La testata non precisa quali veicoli resterebbero soggetti al pagamento, né come si arrivi esattamente a quella quota. Non indica nemmeno l'importo medio che i contribuenti risparmierebbero. Chi legge deve quindi attenersi alla proporzione — circa sette veicoli su dieci — e non a cifre che la fonte non fornisce.

Il bollo auto è, in Italia, un tributo regionale, con regole e importi che variano. È una nozione di carattere generale, non un'affermazione di The Local Italy, e la teniamo distinta. Se la misura si applicherà davvero a quella scala, l'effetto sulle entrate delle regioni sarà una delle questioni da chiarire nei prossimi mesi.

Per le Marche il tema ha una fisionomia riconoscibile. È una regione di comuni piccoli e medi, con un'entroterra appenninico dove l'auto non è un bene di consumo ma uno strumento di lavoro. Chi abita nelle valli e lavora in un distretto produttivo percorre ogni giorno distanze che il trasporto pubblico copre solo in parte.

Va detto con chiarezza che The Local Italy non nomina le Marche né alcuna regione. L'angolo locale che proponiamo è un ragionamento sulla struttura del territorio, non un dato riportato dalla fonte. È la differenza tra commentare e attribuire, e la teniamo ferma.

C'è poi il capitolo dei distretti. Le Marche ospitano produzioni diffuse — calzature e pelletteria, mobilio, meccanica — organizzate in sistemi di piccole e medie imprese. In questi sistemi la mobilità individuale è parte dell'infrastruttura produttiva: artigiani, fornitori e operai si spostano tra paesi vicini, spesso senza alternative praticabili.

Se la tassa viene abolita per la maggior parte dei veicoli, una parte di quel costo ricorrente scompare dal bilancio delle famiglie. È un'osservazione di buon senso, non una stima: non conosciamo, e la fonte non dice, quanto valga in media quella voce per un nucleo marchigiano.

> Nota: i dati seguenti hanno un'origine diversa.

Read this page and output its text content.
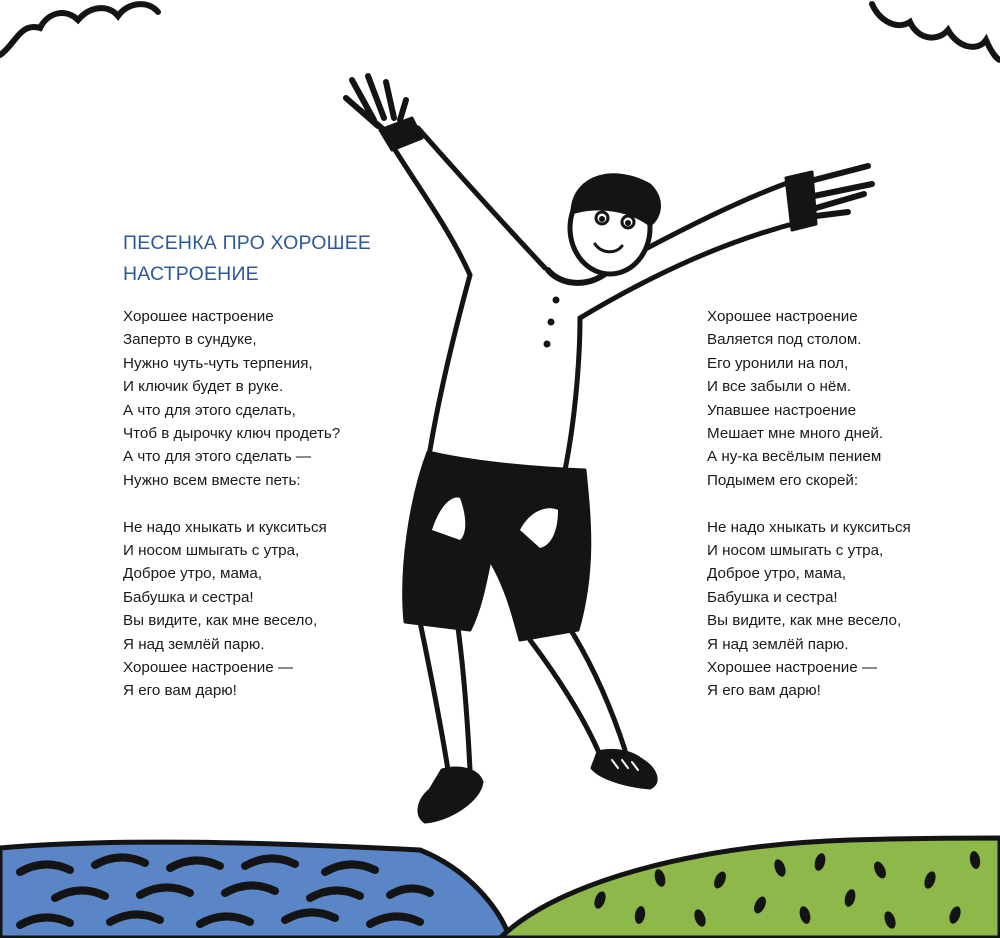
ПЕСЕНКА ПРО ХОРОШЕЕ
НАСТРОЕНИЕ
Хорошее настроение
Заперто в сундуке,
Нужно чуть-чуть терпения,
И ключик будет в руке.
А что для этого сделать,
Чтоб в дырочку ключ продеть?
А что для этого сделать —
Нужно всем вместе петь:
Не надо хныкать и кукситься
И носом шмыгать с утра,
Доброе утро, мама,
Бабушка и сестра!
Вы видите, как мне весело,
Я над землёй парю.
Хорошее настроение —
Я его вам дарю!
Хорошее настроение
Валяется под столом.
Его уронили на пол,
И все забыли о нём.
Упавшее настроение
Мешает мне много дней.
А ну-ка весёлым пением
Подымем его скорей:
Не надо хныкать и кукситься
И носом шмыгать с утра,
Доброе утро, мама,
Бабушка и сестра!
Вы видите, как мне весело,
Я над землёй парю.
Хорошее настроение —
Я его вам дарю!
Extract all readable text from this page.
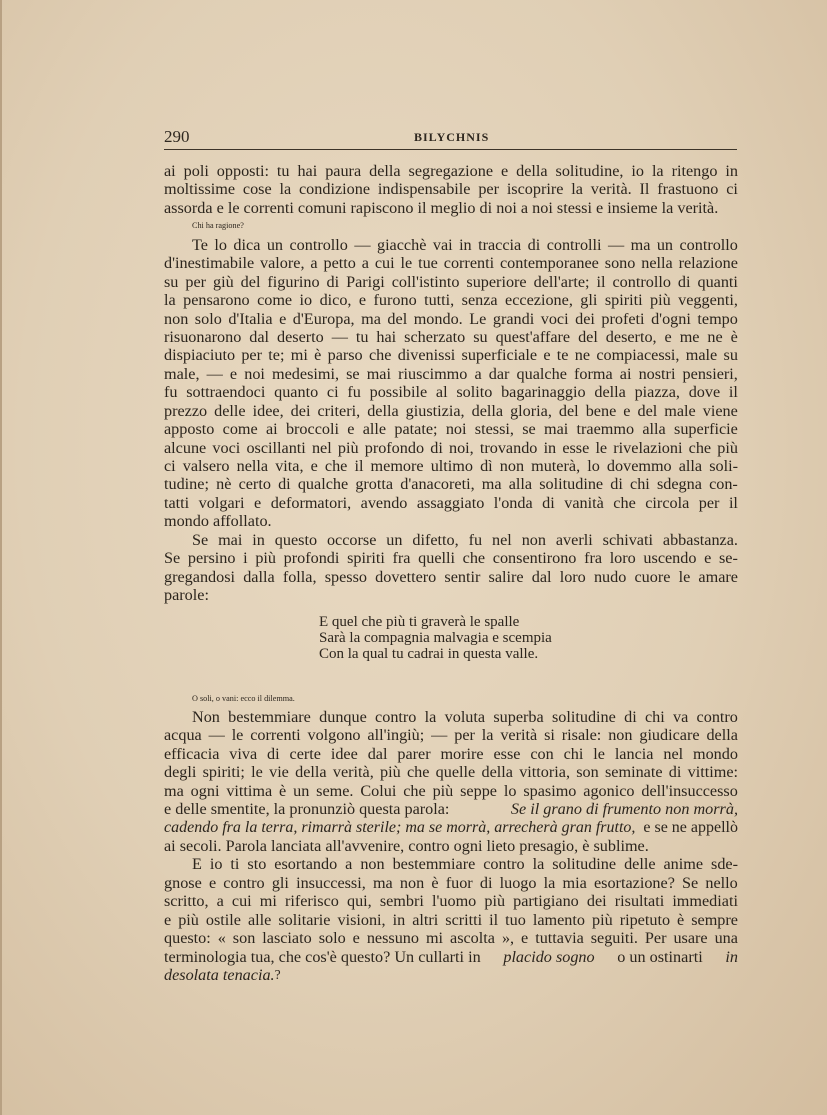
290	BILYCHNIS
ai poli opposti: tu hai paura della segregazione e della solitudine, io la ritengo in
moltissime cose la condizione indispensabile per iscoprire la verità. Il frastuono ci
assorda e le correnti comuni rapiscono il meglio di noi a noi stessi e insieme la verità.
Chi ha ragione?
Te lo dica un controllo — giacchè vai in traccia di controlli — ma un controllo
d'inestimabile valore, a petto a cui le tue correnti contemporanee sono nella relazione
su per giù del figurino di Parigi coll'istinto superiore dell'arte; il controllo di quanti
la pensarono come io dico, e furono tutti, senza eccezione, gli spiriti più veggenti,
non solo d'Italia e d'Europa, ma del mondo. Le grandi voci dei profeti d'ogni tempo
risuonarono dal deserto — tu hai scherzato su quest'affare del deserto, e me ne è
dispiaciuto per te; mi è parso che divenissi superficiale e te ne compiacessi, male su
male, — e noi medesimi, se mai riuscimmo a dar qualche forma ai nostri pensieri,
fu sottraendoci quanto ci fu possibile al solito bagarinaggio della piazza, dove il
prezzo delle idee, dei criteri, della giustizia, della gloria, del bene e del male viene
apposto come ai broccoli e alle patate; noi stessi, se mai traemmo alla superficie
alcune voci oscillanti nel più profondo di noi, trovando in esse le rivelazioni che più
ci valsero nella vita, e che il memore ultimo dì non muterà, lo dovemmo alla soli-
tudine; nè certo di qualche grotta d'anacoreti, ma alla solitudine di chi sdegna con-
tatti volgari e deformatori, avendo assaggiato l'onda di vanità che circola per il
mondo affollato.
Se mai in questo occorse un difetto, fu nel non averli schivati abbastanza.
Se persino i più profondi spiriti fra quelli che consentirono fra loro uscendo e se-
gregandosi dalla folla, spesso dovettero sentir salire dal loro nudo cuore le amare
parole:
E quel che più ti graverà le spalle
Sarà la compagnia malvagia e scempia
Con la qual tu cadrai in questa valle.
O soli, o vani: ecco il dilemma.
Non bestemmiare dunque contro la voluta superba solitudine di chi va contro
acqua — le correnti volgono all'ingiù; — per la verità si risale: non giudicare della
efficacia viva di certe idee dal parer morire esse con chi le lancia nel mondo
degli spiriti; le vie della verità, più che quelle della vittoria, son seminate di vittime:
ma ogni vittima è un seme. Colui che più seppe lo spasimo agonico dell'insuccesso
e delle smentite, la pronunziò questa parola:	Se il grano di frumento non morrà,
cadendo fra la terra, rimarrà sterile; ma se morrà, arrecherà gran frutto, e se ne appellò
ai secoli. Parola lanciata all'avvenire, contro ogni lieto presagio, è sublime.
E io ti sto esortando a non bestemmiare contro la solitudine delle anime sde-
gnose e contro gli insuccessi, ma non è fuor di luogo la mia esortazione? Se nello
scritto, a cui mi riferisco qui, sembri l'uomo più partigiano dei risultati immediati
e più ostile alle solitarie visioni, in altri scritti il tuo lamento più ripetuto è sempre
questo: « son lasciato solo e nessuno mi ascolta », e tuttavia seguiti. Per usare una
terminologia tua, che cos'è questo? Un cullarti in placido sogno o un ostinarti in
desolata tenacia. ?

Il rovescio della medaglia riguarda i conti pubblici. Una tassa che non si incassa va sostituita o compensata, e The Local Italy non spiega come. In un paese con un debito elevato e con vincoli di bilancio noti alla stampa economica internazionale, ogni riduzione va letta insieme alla sua copertura.

C'è anche una dimensione ambientale che la fonte non affronta. Le imposte sui veicoli sono spesso usate, in Europa, per orientare le scelte verso mezzi meno inquinanti. Abolire o ridurre un tributo di questo tipo può avere effetti su quel segnale, ma è un tema che The Local Italy non solleva e su cui non abbiamo elementi dalla copertura di oggi.

Il confronto europeo aiuta a inquadrare. In molti paesi dell'UE la tassazione dell'auto è legata a emissioni, peso o valore del veicolo, con differenze rilevanti tra Stati. L'Italia, secondo quanto riportato, si muoverebbe in direzione opposta per la maggior parte del parco circolante. La fonte non fa questo confronto: lo aggiungiamo come contesto.

Per i comuni marchigiani la partita si giocherà sui trasferimenti. Se le regioni perdono gettito, la domanda diventa come si finanziano i servizi locali — strade, manutenzione, trasporto pubblico. Sono conseguenze possibili, non annunciate: nessuna fonte estera, oggi, le quantifica.

Un elemento che The Local Italy non chiarisce è la tempistica attuativa. L'abolizione è indicata dal 2027, ma non sappiamo se sarà immediata per tutti i veicoli interessati o graduale. Su questo, allo stato, il telegrafo non offre risposte.

Resta il punto di partenza, che vale da Ancona come da Roma: una misura annunciata che tocca la vita quotidiana di milioni di automobilisti, e di cui la stampa estera riferisce la portata senza il dettaglio tecnico. Nei prossimi mesi, quando i criteri saranno noti, si potrà capire chi resta fuori da quel 70 per cento.